Selon Bérénice Hamidi, professeure à l’Université Lumière Lyon 2, cet article illustre une « particularité culturelle du cinéma français, qui rejette l’idée que les actions menées par des artistes peuvent être violentes et méritent d’être condamnées ».
Les noms de Nathalie Baye, Carole Bouquet, Jacques Weber, Pierre Richard et Gérard Darmon figurent parmi une cinquantaine d’artistes qui ont apporté leur soutien à Gérard Depardieu en signant une tribune intitulée « N’effacez pas Gérard Depardieu ». Ce soutien public a été publié le 25 décembre dans le journal Le Figaro, quelques jours après que le président de la République, Emmanuel Macron, ait exprimé son soutien à l’acteur. Gérard Depardieu est actuellement mis en examen pour viols et agressions sexuelles depuis 2020, des accusations qui ont suscité de vives critiques.
Suite à la diffusion d’un épisode du magazine « Complément d’enquête » sur France 2 le 7 décembre, Gérard Depardieu a été à nouveau l’objet de controverses. Dans ce numéro, l’acteur était filmé en train de tenir des propos obscènes envers les femmes et une petite fille dans un haras en Corée du Nord en 2018. Les signataires de la tribune de soutien à l’acteur décrivent Gérard Depardieu comme « le plus grand des acteurs » et « le dernier monstre sacré du cinéma ». Ils dénoncent le « lynchage » médiatique dont il est la cible.
Certaines personnes se demandent comment une partie du milieu culturel français peut soutenir Gérard Depardieu en dépit de l’impact du mouvement #MeToo. Bérénice Hamidi, professeure de théorie de l’art à l’université Lumière Lyon 2, a été interrogée par 42mag.fr pour mieux comprendre cette situation.
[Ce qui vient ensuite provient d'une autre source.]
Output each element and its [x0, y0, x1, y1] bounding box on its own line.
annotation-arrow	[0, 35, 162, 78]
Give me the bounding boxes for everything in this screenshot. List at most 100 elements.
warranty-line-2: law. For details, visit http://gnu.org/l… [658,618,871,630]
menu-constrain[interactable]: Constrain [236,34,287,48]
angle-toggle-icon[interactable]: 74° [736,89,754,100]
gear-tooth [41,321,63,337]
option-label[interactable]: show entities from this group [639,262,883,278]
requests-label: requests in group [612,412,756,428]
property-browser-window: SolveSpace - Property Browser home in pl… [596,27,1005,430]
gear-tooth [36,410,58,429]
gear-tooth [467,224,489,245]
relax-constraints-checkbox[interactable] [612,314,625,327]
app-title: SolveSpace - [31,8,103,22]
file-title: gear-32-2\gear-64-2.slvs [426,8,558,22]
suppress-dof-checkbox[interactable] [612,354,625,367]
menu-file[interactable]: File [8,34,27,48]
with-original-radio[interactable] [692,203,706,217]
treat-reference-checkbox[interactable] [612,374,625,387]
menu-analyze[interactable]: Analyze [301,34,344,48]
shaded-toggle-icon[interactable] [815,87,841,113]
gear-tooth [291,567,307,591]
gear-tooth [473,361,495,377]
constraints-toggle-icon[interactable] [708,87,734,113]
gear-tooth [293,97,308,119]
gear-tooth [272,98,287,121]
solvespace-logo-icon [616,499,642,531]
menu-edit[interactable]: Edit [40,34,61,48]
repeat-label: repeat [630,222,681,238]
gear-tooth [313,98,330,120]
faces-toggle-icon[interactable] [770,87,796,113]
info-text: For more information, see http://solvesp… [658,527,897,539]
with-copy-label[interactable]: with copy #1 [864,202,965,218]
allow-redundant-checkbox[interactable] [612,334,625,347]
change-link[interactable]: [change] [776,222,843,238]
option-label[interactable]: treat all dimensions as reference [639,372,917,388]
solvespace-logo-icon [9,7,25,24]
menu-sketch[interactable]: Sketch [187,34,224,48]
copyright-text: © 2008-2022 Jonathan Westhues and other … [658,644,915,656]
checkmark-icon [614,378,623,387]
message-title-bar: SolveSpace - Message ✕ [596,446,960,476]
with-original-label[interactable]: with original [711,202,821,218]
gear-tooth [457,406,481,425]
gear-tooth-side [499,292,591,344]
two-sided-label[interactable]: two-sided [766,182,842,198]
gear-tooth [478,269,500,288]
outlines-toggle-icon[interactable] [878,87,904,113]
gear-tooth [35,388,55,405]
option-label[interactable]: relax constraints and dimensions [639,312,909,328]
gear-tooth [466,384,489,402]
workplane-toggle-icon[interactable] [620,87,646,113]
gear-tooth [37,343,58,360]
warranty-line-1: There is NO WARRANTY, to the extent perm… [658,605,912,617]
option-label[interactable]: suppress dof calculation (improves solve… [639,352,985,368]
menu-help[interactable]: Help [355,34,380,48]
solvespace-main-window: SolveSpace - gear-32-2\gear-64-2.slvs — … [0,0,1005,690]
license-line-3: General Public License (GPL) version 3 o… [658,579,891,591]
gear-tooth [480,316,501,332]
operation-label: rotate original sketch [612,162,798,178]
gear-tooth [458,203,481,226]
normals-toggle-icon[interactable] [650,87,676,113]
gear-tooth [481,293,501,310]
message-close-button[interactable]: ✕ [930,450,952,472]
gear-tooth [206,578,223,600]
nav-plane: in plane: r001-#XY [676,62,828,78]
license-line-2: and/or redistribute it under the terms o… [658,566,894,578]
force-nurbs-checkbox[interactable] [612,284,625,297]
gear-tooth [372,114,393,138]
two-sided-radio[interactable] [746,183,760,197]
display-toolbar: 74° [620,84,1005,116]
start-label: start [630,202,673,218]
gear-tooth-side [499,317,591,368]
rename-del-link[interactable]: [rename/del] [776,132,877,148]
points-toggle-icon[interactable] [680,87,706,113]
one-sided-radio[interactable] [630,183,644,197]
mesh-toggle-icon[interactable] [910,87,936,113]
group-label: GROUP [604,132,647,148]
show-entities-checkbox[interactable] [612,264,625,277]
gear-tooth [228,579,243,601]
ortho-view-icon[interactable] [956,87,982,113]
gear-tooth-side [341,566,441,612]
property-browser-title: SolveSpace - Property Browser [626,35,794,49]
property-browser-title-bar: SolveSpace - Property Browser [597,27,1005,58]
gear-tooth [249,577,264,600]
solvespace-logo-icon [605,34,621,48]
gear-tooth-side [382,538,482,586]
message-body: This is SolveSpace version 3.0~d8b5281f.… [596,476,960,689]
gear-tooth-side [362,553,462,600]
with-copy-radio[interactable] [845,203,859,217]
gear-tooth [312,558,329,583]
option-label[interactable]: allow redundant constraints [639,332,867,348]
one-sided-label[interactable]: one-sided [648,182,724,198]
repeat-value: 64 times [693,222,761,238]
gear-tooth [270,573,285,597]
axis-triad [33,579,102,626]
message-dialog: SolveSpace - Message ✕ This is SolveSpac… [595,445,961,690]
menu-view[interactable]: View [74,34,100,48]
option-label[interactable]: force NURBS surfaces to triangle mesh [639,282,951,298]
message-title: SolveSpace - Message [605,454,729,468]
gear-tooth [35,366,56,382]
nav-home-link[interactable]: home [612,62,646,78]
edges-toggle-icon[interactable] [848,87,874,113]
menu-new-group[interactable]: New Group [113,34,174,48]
Selon elle, le milieu du cinéma français semble faire preuve de surdité face aux revendications du mouvement #MeToo. Cela serait dû à un désir de faire taire les victimes par des voix fortement médiatisées qui démentent et discréditent leurs propos. Bérénice Hamidi explique également que cette surdité pourrait être attribuée à la spécificité du cinéma français qui refuse d’attribuer à des artistes le statut d’auteur de violences et de les condamner. Il en résulte le sentiment d’exception des artistes, qui sont traités différemment du reste des citoyens parce qu’ils sont considérés comme talentueux.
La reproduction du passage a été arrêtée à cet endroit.